谢安澜掰着手指头算道:“第一,你得罪了我师父,第二,我答应了叶先生要你的命,第三,我看你不顺眼。洛将军觉得可够了?”
洛少麟眼底闪过一丝狠戾,突然从地上一跃而去扑向了前方。但是他并没有扑向谢安澜,而是扑向了谢安澜旁边的陆离。洛少麟虽然没有怎么跟谢无衣交过手,但是他的名声和事迹却还是听说过一些的。他现在身受重伤,想要抓住谢无衣几乎是不可能的事情,但是陆离却是一个丝毫不会武功的普通人,只要抓住他…
洛少麟的手还没碰到陆离,就被一只纤细的手从中间挡住了。然后一股极大的冲力将他踢了回去。洛少麟狼狈地躺倒在地上,昨晚刚受了箭伤的肩头咔嚓一声,鲜血片刻间染红了半个肩膀。
谢安澜冷眼看着他,道:“做了阶下囚,洛将军还不知道安分一些么?”
“逆臣、贼子!”洛少麟咬牙含恨道。
谢安澜嗤笑,“难不成你是什么忠臣良将?靠以色侍人骗去的武功,赚取军功,真是好大的本事啊。你放心,你在你死之前,我会替你将这些好名声都宣扬出去的。保证让你青史留名啊。

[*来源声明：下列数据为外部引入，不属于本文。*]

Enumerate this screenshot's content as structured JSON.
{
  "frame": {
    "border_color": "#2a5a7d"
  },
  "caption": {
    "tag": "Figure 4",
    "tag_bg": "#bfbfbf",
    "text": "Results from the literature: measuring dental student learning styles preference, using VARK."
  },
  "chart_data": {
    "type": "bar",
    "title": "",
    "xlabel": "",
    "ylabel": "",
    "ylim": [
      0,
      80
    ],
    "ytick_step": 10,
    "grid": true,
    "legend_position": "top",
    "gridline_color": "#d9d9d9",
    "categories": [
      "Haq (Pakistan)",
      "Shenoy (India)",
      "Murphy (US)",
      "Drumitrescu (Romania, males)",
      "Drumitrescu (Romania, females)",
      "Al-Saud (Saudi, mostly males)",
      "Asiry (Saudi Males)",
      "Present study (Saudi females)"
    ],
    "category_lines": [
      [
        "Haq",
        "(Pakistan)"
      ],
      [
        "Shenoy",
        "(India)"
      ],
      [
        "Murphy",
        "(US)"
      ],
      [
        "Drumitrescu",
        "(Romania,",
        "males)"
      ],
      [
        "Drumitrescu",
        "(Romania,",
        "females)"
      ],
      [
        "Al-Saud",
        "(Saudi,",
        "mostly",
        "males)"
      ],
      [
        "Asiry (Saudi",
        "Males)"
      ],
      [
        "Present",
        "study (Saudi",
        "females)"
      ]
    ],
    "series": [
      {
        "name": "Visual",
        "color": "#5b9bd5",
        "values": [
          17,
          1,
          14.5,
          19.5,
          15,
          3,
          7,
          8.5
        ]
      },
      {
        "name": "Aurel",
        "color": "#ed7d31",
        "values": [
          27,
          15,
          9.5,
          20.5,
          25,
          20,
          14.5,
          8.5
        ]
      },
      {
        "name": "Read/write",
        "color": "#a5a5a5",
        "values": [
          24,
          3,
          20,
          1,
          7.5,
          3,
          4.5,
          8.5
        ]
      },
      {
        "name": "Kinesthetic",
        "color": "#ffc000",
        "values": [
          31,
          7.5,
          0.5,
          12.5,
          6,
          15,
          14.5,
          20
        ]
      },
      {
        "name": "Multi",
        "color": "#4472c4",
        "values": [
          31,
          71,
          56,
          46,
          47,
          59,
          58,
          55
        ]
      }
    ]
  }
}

”
洛少麟双眼充血,若不是谢无衣卑鄙无耻的串通姓孙的,他怎么还落到如此地步?!
叶盛阳和裴冷烛从外面走了进来,看到躺在地上一身狼狈的洛少麟,脸上的神色都多了几分仇恨和快意。
洛少麟一怔,很快就明白了谢无衣想要干什么,不由地避开了两人打量的目光。
裴冷烛冷笑一声,抬头拱手道:“公子,这人能否交给在下处置?”
谢安澜偏着头道:“可以倒是可以,不过…未免后患,最好还是…你明白么?”
裴冷烛微微勾唇,看着洛少麟的目光中充满了恶意,“公子尽管放心,落到我的手中若是还让他跑了,我裴冷烛三个字,倒过来写。”谢安澜看向陆离和叶盛阳,陆离无所谓地点了点头,叶盛阳也没有什么意见。谢安澜便点头道:“如此,此人就交给你处置了。”
“多谢公子,多谢陆大人。”裴冷烛拱手道,然后含笑走向了洛少麟伸手将他提了起来。
洛少麟自然知道裴冷烛的为人和性情,落到他手里绝对比落到叶盛阳手里还要惨上十倍不止。忍不住想要挣扎,可惜身受重伤,哪里挣得过裴冷烛?裴冷烛半拖着他就往外面走去,洛少麟身上的血迹在大帐的地毯上留下了长长的血痕。
叶盛阳眉宇间多了几分松缓,对着谢安澜和陆离郑重的拱手一揖道:“多谢大人,多谢少夫人。”女儿早年的遭遇和盛阳寨的事情一直是叶盛阳心中压着的一块巨石。在叶盛阳心中,会发生那些不幸大半都是因为自己识人不明导致的。如今罪魁祸首得到了报应,叶盛阳也就跟着解脱了。至于盛阳寨能不能夺回来对他来说已经不重要了。毕竟就算夺回来了,当年的那些人也已经回不来了。
陆离微微点头道:“原本便是约定之事,不必多礼。”
叶盛阳还是又行了一礼,方才退了出去,“告退。”
二十多万的镇边军竟然以这样的方式解决了,睿王殿下十分的不悦。
谢安澜眨巴着眼睛看着坐在主位上居高临下的瞪着自己的睿王殿下,无辜地道:“师父,事情都解决了,你还有哪里不满意的?”